Enrichment analysis of KEGG pathways and GO biological processes was performed using the R package WebGestaltR (0.4.3)33. This analysis was applied to the genes (with MM > 0.20) in the modules containing ACE2 (ACE2 module) and TMPRSS2 (TMPRSS2 module). Significant enrichment was established at FDR < 0.05. For each gene in the ACE2 and TMPRSS2 modules with MM > 0.20, we determined the Pearson correlation between the expression level of the gene and that of ACE2 or TMPRSS2. First the expression was adjusted for age and sex by using a robust linear module, and the residuals were extracted (for each centre separately), we then used these to calculate the correlation coefficients for the three centres separately, and then combined them using correlation meta-analysis via the R package metafor34. Significant correlations were set at FDR < 0.05 and in the downstream analyses, we focused on genes that correlated to ACE2 or TMPRSS2 with r > 0.30.

Drug-gene interactions and biological information of ACE2 and TMPRSS2 correlated genes

We cross-referenced the ACE2 and TMPRSS2 correlated genes with the Mouse Genome Informatics (MGI), the Online Mendelian Inheritance in Man (OMIM), and the ClinVar databases in order to identify biologically relevant genes.
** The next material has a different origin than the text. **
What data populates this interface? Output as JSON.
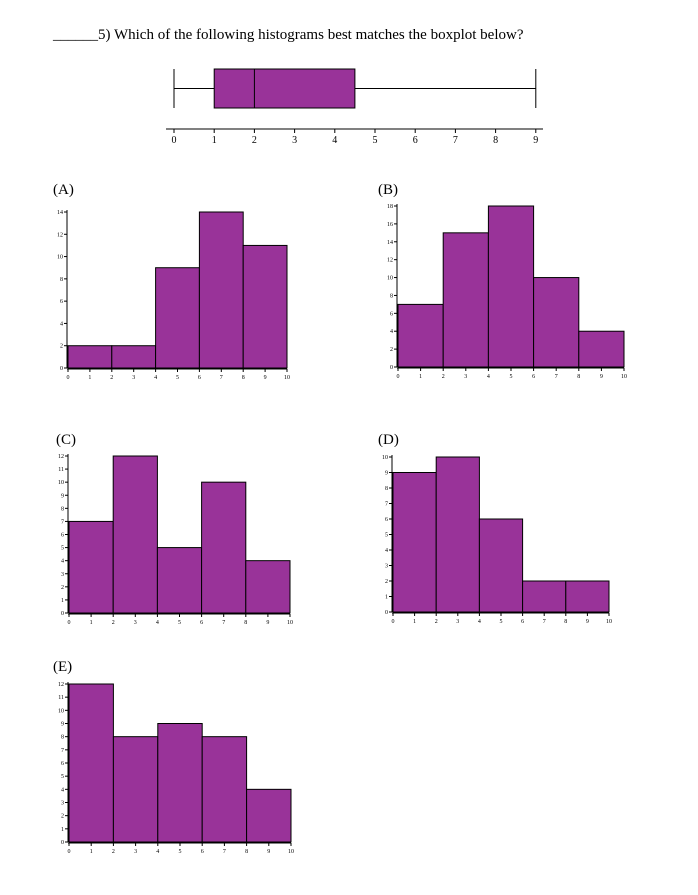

We determined druggability scores according to methods of Finan et al.12. Tier 1 refers to genes that are targets of small molecules and/or biotherapeutic drugs; Tier 2 score indicates gene encoding targets with a known bioactive drug-like small molecule binding partner and ≥ 50% identity (over ≥ 75% of the sequence) with an approved drug target; and Tier 3 denotes protein coding genes with similarities to drug targets and are members of key druggable gene families. We also interrogated the Drug-Gene Interaction database (DGIdb)13 of the genes. DGIdb defines drug-gene interaction as a known interaction (i.e.: inhibition, activation) between a known drug compound and a target gene.

Differential expression of ACE2 and TMPRSS2 correlated genes

We investigated the effects of possible risk factors for COVID-19 severity (e.g. smoking, diabetes, asthma, COPD, cardiac disease, and hypertension) on the expression of druggable genes that were correlated with ACE2 or TMPRSS2. Then, the differential expression was assessed for each gene-risk factor pair by a robust linear regression using the package MASS35 in R, in which the dependent variable was the gene expression and the explanatory variable was the risk factor. The differential expression analysis on smoking was adjusted for sex, age and centre, and the analyses on diabetes, COPD and cardiac disease and hypertension were adjusted for sex, age, smoking status and centre. We set statistically significant differential expression FDR < 0.05.